Indeed, there are many reasons to suspect that the "current … housing slump" represents a secular, rather than a cyclical, change. Rising energy prices, water shortages and global warming are all making far-flung suburbia more difficult to sustain.

It would be nice to imagine this brand new city would be geared to that future. But it sounds a lot like the edge-city suburbia that grew up in the era of cheap gasoline, different global realities, different mindsets. I doubt any of the powers would look at a truly sustainable, car-free new city, as is being built in Dubai. In Phoenix, planners and architects’ dreams somehow always devolve into the same old automobile slum schlock.

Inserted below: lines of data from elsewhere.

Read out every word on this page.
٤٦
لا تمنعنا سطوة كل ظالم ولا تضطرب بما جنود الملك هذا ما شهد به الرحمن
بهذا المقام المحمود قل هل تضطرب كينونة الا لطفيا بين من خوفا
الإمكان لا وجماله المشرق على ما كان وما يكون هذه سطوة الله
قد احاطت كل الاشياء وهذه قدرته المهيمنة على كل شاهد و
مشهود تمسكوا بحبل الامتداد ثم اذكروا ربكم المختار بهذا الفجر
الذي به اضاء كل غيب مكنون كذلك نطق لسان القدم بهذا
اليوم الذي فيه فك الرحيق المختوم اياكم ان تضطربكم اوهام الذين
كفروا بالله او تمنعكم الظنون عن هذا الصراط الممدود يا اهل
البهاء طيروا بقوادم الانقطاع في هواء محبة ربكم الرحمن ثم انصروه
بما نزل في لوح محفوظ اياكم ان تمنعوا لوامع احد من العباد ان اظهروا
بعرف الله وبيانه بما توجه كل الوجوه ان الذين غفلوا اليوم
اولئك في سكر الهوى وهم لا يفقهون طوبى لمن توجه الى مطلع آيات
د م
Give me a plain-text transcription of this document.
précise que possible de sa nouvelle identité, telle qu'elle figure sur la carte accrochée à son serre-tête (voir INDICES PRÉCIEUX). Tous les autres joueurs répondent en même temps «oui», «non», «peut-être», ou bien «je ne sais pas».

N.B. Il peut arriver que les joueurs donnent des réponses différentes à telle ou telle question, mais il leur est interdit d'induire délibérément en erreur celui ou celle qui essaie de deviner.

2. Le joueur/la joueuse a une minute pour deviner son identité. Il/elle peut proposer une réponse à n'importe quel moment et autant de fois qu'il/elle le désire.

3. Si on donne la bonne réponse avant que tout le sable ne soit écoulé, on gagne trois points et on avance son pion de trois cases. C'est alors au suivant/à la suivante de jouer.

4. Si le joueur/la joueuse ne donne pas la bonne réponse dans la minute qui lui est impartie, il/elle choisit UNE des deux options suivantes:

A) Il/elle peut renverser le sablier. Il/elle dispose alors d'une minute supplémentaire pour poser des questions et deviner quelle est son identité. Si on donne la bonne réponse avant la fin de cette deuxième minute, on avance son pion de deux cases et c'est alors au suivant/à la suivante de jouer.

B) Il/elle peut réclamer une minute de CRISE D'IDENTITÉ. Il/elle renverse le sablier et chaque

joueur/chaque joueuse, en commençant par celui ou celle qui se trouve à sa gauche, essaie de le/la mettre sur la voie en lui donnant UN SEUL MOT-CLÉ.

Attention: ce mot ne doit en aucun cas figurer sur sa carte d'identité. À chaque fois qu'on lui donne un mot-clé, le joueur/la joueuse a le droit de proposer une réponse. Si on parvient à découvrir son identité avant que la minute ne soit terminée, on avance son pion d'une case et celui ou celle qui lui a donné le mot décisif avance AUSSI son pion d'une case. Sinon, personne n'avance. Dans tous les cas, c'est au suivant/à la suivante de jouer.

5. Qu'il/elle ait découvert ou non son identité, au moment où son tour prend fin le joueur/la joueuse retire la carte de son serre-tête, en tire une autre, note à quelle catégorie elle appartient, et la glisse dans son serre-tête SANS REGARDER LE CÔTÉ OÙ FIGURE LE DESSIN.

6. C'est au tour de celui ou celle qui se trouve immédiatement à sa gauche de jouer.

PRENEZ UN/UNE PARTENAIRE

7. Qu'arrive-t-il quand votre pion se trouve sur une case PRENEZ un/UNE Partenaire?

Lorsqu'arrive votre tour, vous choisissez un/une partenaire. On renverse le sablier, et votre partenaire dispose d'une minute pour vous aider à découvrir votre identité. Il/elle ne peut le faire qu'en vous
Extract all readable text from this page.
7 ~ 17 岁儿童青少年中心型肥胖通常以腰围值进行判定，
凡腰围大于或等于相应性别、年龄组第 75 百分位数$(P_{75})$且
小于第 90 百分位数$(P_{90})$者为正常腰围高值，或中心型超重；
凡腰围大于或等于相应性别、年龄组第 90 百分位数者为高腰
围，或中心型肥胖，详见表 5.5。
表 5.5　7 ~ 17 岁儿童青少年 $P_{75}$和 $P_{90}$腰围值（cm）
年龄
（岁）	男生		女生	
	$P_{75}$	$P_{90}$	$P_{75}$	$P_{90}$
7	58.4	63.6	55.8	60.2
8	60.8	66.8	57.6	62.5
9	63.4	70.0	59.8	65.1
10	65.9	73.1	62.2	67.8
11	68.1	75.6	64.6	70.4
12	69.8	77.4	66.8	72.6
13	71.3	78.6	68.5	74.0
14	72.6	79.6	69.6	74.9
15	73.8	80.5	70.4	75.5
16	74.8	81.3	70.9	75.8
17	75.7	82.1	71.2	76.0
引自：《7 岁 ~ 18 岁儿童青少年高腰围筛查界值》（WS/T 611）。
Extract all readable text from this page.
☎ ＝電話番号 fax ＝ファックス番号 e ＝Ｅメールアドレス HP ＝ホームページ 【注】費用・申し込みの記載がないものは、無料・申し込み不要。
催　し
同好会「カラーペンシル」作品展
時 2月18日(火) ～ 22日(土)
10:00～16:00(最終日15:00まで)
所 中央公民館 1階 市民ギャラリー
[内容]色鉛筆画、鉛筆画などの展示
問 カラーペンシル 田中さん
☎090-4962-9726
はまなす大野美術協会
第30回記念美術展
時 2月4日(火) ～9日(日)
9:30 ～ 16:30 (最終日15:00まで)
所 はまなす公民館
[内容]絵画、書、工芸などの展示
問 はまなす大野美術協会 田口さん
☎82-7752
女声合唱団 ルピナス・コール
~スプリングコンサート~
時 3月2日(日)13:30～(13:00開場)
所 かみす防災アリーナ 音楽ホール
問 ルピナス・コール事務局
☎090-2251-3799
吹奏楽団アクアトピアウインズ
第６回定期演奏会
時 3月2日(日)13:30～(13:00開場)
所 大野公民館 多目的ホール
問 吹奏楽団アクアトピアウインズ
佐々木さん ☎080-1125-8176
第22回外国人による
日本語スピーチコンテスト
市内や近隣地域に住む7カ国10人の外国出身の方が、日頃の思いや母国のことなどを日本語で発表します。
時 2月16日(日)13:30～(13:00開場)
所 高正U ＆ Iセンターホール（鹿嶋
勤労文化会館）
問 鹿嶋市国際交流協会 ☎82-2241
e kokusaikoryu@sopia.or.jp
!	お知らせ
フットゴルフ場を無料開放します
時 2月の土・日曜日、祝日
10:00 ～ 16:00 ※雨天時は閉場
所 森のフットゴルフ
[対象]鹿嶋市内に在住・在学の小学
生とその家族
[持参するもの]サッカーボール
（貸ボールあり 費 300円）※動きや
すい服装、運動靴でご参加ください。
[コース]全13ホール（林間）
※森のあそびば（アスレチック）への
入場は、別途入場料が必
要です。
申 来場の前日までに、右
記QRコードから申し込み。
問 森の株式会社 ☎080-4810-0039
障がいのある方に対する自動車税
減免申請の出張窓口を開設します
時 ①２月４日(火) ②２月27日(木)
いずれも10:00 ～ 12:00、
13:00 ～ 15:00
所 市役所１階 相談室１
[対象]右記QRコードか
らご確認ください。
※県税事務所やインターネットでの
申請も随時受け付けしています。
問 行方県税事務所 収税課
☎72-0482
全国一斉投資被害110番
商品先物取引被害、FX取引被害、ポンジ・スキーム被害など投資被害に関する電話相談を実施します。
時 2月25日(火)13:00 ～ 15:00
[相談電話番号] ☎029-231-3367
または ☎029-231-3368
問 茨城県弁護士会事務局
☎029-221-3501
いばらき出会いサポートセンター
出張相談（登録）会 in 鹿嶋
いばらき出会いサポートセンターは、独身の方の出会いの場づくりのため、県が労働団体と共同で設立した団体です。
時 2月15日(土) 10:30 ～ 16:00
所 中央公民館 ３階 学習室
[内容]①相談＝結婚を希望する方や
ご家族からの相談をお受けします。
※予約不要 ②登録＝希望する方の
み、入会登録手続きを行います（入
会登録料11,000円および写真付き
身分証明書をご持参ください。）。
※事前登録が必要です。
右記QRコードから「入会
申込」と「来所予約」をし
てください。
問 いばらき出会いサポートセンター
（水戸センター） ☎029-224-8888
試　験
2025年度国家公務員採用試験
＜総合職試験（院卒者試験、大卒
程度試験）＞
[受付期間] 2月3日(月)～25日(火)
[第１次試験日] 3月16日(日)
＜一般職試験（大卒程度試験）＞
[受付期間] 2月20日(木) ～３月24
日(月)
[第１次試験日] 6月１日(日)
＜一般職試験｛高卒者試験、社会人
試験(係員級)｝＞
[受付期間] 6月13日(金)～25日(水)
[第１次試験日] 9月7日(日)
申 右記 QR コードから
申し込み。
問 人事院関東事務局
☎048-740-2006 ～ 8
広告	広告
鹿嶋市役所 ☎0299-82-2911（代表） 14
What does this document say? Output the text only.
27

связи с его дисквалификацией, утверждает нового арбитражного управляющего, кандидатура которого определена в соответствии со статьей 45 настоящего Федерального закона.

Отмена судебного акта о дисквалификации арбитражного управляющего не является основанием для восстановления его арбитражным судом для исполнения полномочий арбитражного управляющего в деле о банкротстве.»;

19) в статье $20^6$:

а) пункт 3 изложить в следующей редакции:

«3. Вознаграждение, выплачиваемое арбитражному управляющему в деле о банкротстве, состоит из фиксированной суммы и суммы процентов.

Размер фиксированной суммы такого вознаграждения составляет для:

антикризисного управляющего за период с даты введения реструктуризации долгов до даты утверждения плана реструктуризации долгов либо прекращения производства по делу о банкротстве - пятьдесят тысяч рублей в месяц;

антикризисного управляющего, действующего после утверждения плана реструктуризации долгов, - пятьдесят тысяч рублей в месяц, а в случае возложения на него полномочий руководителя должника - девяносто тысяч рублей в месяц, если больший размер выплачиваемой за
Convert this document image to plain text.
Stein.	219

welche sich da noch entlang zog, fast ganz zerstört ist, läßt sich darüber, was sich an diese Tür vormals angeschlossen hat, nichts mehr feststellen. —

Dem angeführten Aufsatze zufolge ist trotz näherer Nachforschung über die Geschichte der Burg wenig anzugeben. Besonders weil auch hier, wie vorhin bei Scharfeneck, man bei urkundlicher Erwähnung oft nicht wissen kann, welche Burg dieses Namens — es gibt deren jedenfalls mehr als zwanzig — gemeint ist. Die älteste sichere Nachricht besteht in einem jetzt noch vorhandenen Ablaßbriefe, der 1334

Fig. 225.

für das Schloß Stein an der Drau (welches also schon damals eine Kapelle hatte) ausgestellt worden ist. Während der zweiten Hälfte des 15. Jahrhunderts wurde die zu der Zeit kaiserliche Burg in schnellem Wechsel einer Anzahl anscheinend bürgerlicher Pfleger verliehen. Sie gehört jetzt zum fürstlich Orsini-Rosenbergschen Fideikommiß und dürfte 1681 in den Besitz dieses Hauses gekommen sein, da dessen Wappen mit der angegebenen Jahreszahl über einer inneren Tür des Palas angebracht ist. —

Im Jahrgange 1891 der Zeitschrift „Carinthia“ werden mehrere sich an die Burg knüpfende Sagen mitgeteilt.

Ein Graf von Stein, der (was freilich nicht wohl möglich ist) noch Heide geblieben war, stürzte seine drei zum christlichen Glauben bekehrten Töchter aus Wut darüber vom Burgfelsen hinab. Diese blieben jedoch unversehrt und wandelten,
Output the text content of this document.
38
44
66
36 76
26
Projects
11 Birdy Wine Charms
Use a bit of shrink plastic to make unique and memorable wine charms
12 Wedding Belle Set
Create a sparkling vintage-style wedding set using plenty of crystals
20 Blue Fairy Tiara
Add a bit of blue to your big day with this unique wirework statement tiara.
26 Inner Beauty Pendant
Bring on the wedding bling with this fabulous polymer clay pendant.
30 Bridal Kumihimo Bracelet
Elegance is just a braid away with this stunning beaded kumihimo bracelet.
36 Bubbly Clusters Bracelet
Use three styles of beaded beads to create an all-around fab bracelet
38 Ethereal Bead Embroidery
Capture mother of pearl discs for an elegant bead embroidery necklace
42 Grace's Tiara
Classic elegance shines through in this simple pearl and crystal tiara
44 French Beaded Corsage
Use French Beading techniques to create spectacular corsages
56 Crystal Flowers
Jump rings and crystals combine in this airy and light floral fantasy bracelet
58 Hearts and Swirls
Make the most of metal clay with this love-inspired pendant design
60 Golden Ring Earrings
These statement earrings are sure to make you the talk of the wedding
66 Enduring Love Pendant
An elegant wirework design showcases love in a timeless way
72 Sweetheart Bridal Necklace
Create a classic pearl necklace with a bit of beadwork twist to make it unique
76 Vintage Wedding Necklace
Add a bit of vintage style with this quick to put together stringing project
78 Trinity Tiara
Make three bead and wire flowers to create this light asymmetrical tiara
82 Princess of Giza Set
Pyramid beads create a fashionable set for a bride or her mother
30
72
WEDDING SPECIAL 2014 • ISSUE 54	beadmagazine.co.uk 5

The Gateway area presents its own challenges. It is far from most areas of the Phoenix area and difficult to get to. Even with some freeway access, it lacks any realistic chance of having rail or transit connections. It has little chance of gaining much airline service, because Sky Harbor is already the close-in, relatively inexpensive airport. The big employers it hopes to attract would depend on private capital that can go anywhere. It hardly has the dynamics to become the next Irvine Ranch. Sprawl in the region is already adding terrible infrastructure costs, which are deferred while the developers profit. The region can’t dig out of this hole. The inability of Mesa to be a big city only adds to the implausibility of the scenario (which the article and hilarious/tragic blog comments allude to).

The sprawl machine is capable of throwing up lots of subdivisions, in "master-planned communities" divorced from real cities or community — maybe; we’ll see how this downturn really shakes out. Places like the fringes of metro Phoenix are the epicenter of the crisis. But even if everything returns to the normal self-destructive sprawl building, can you imagine Mesa retirees wanting to live near a busy airport?

Yet metro Phoenix goes on with the next big land grab, as if nothing has changed, as if the next 30 years will be a reprise of the past 30. Everything in the region’s history shows that people will keep moving there. So "sustainability" means finding every way, no matter how costly, to keep doing the same things the same way.